Currently, urban districts with high percentages of students attending charter schools are New Orleans (99.6), San Antonio (50.2), Gary, Indiana (50.1), Kansas City, Missouri (46.1),  and Washington, D.C. (43.1). Charters expanded parental choice beyond magnet schools, alternative schools, and districts with portfolios of options. Charters have become as familiar as the morning Pledge of Allegiance in the nation’s urban classrooms.[iii]

Expanded parental choice through vouchers and charters (the former has existed since the 1970s but is largely absent from most school districts while the latter has slowly and steadily grown over the past quarter-century) has become one of the planks in a reform platform to bring innovation and improvement to what critics call a moribund and failed traditional system of schooling. Major foundations such as Walton, Gates, Broad, and the Doris and Donald Fisher Fund have contributed hundreds of millions to promote charter schools and organizations that manage clusters of schools–Charter Management Organizations or CMOs which are not-for-profit and Educational Management Organizations or EMOs that are for-profit.[iv]

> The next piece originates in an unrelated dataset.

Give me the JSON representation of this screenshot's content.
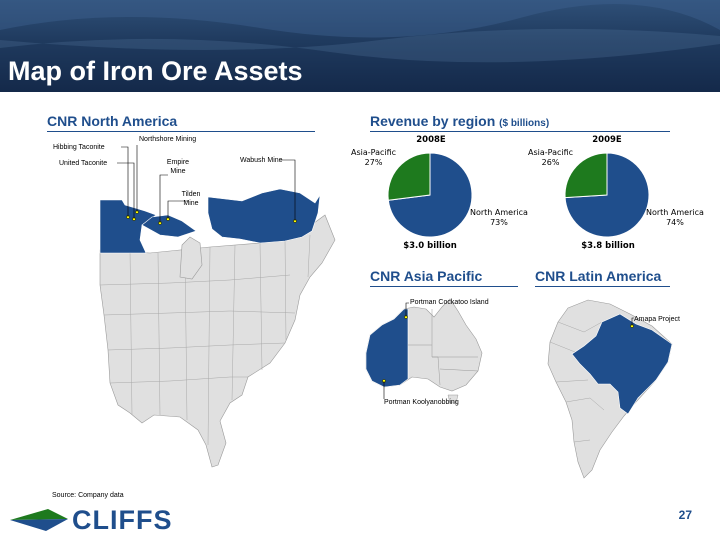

Donors see charters as a way of ridding the nation but especially big city schools of an obsolete model of schooling that fails to prepare U.S. children and youth for either college or an ever-changing workplace. Foundation officials, many urban parent groups, and civic and business leaders supported the expansion of charter management organizations and independent charters. Opponents have been teacher unions, groups of parents railing at loss of funds for regular public schools, and other groups who see a lack of accountability in a reluctance to dump those charters that were (and are) fiscally and academically failing.[v]

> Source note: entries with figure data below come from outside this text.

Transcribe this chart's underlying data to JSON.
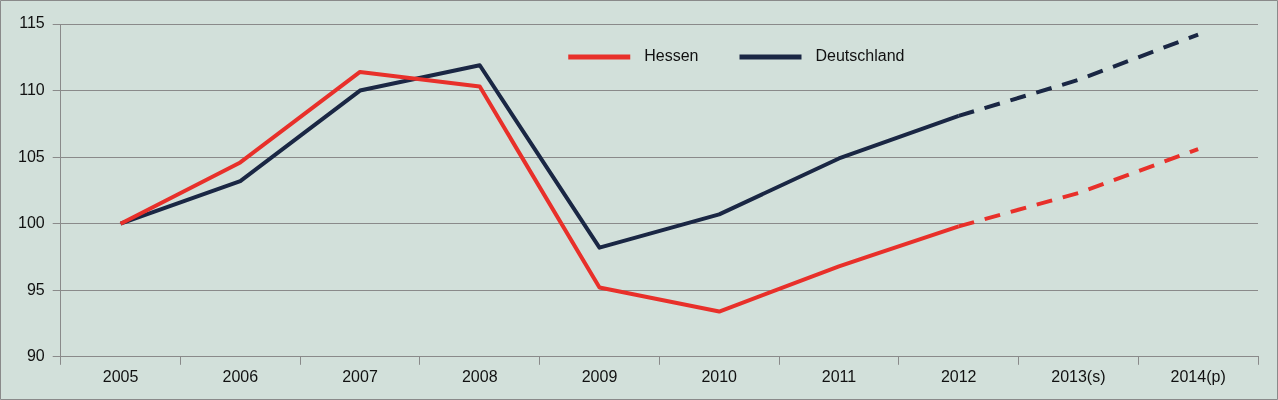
{
  "chart_data": {
    "type": "line",
    "categories": [
      "2005",
      "2006",
      "2007",
      "2008",
      "2009",
      "2010",
      "2011",
      "2012",
      "2013(s)",
      "2014(p)"
    ],
    "series": [
      {
        "name": "Hessen",
        "color": "#e8302a",
        "values": [
          100,
          104.6,
          111.4,
          110.3,
          95.2,
          93.4,
          96.8,
          99.8,
          null,
          null
        ]
      },
      {
        "name": "Deutschland",
        "color": "#1a2744",
        "values": [
          100,
          103.2,
          110.0,
          111.9,
          98.2,
          100.7,
          104.9,
          108.1,
          null,
          null
        ]
      },
      {
        "color": "#e8302a",
        "line_style": "dashed",
        "values": [
          null,
          null,
          null,
          null,
          null,
          null,
          null,
          99.8,
          102.3,
          105.6
        ]
      },
      {
        "color": "#1a2744",
        "line_style": "dashed",
        "values": [
          null,
          null,
          null,
          null,
          null,
          null,
          null,
          108.1,
          110.8,
          114.2
        ]
      }
    ],
    "ylim": [
      90,
      115
    ],
    "yticks": [
      90,
      95,
      100,
      105,
      110,
      115
    ],
    "grid": "y",
    "legend": "top",
    "line_style": "solid"
  }
}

Warring research studies from camps promoting and opposing charters have unceasingly argued for the past three decades whether charters are academically outperforming traditional public schools. It has become a trivial question because there is so such diversity among charter schools.  Some charters (e.g., KIPP and Summit Schools) send nearly all graduates to college; others close down; some charters are for-profit such as cyber schools but most are not. Lumping them altogether to answer a generic question–which form of governing public schools is better academically?—is not only goofy but unanswerable. What is clear, however, after 30 years is a lack of systemic oversight and accountability of charters for poor fiscal and academic performance in various states.[vi]

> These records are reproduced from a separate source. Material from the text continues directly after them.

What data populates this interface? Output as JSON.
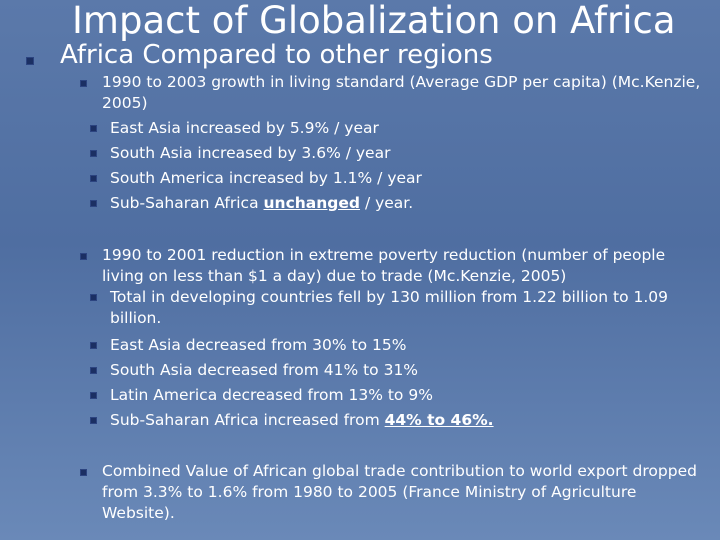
{
  "slide": {
    "title": "Impact of Globalization on Africa",
    "heading": "Africa Compared to other regions"
  },
  "section1": {
    "text": "1990 to 2003 growth in living standard (Average GDP per capita) (Mc.Kenzie, 2005)",
    "items": [
      "East Asia increased by 5.9% / year",
      "South Asia increased by 3.6% / year",
      "South America increased by 1.1% / year"
    ],
    "last_prefix": "Sub-Saharan Africa ",
    "last_emph": "unchanged",
    "last_suffix": " / year."
  },
  "section2": {
    "text": "1990 to 2001 reduction in extreme poverty reduction (number of people living on less than $1 a day) due to trade (Mc.Kenzie, 2005)",
    "item1": "Total in developing countries fell by 130 million from 1.22 billion to 1.09 billion.",
    "items": [
      "East Asia decreased from 30% to 15%",
      "South Asia decreased from 41% to 31%",
      "Latin America decreased from 13% to 9%"
    ],
    "last_prefix": "Sub-Saharan Africa increased from ",
    "last_emph": "44% to 46%."
  },
  "section3": {
    "text": "Combined Value of African global trade contribution to world export dropped from 3.3% to 1.6% from 1980 to 2005 (France Ministry of Agriculture Website)."
  },
  "colors": {
    "background": "#5575a6",
    "text": "#ffffff",
    "bullet": "#1b2f63"
  }
}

[i]  National Alliance for Public Charter Schools, Jamison White & Matt Hieronimus
“How Many Charter Schools and Students Are There?” February 09, 2022 ;Arianna Prothero, “At 25th Anniversary Mark, Author of First Charter School Law Reflects on Movement,” Education Week, June 3, 2016.

 

[ii]White and Hieronimus, Tables 3.3 and 3.4.

[iii] Ibid. Table 3.5

 

[iv]Wikipedia, “Charter Management Organizations,” at: https://en.wikipedia.org/wiki/Charter_management_organization

[v] Matt Barnum, “Where Do the Nation’s Big Charter Boosters Send Their Cash? More and More To Charter Networks,” Chalkbeat, November 13, 2017.

 

[vi] Gary Miron, “Descriptions and Brief History of Charter Schools,” in Nina Buchanan and Robert Fox, The Wiley Handbook of School Choice (New York: John Wiley,2017), pp. 224-251.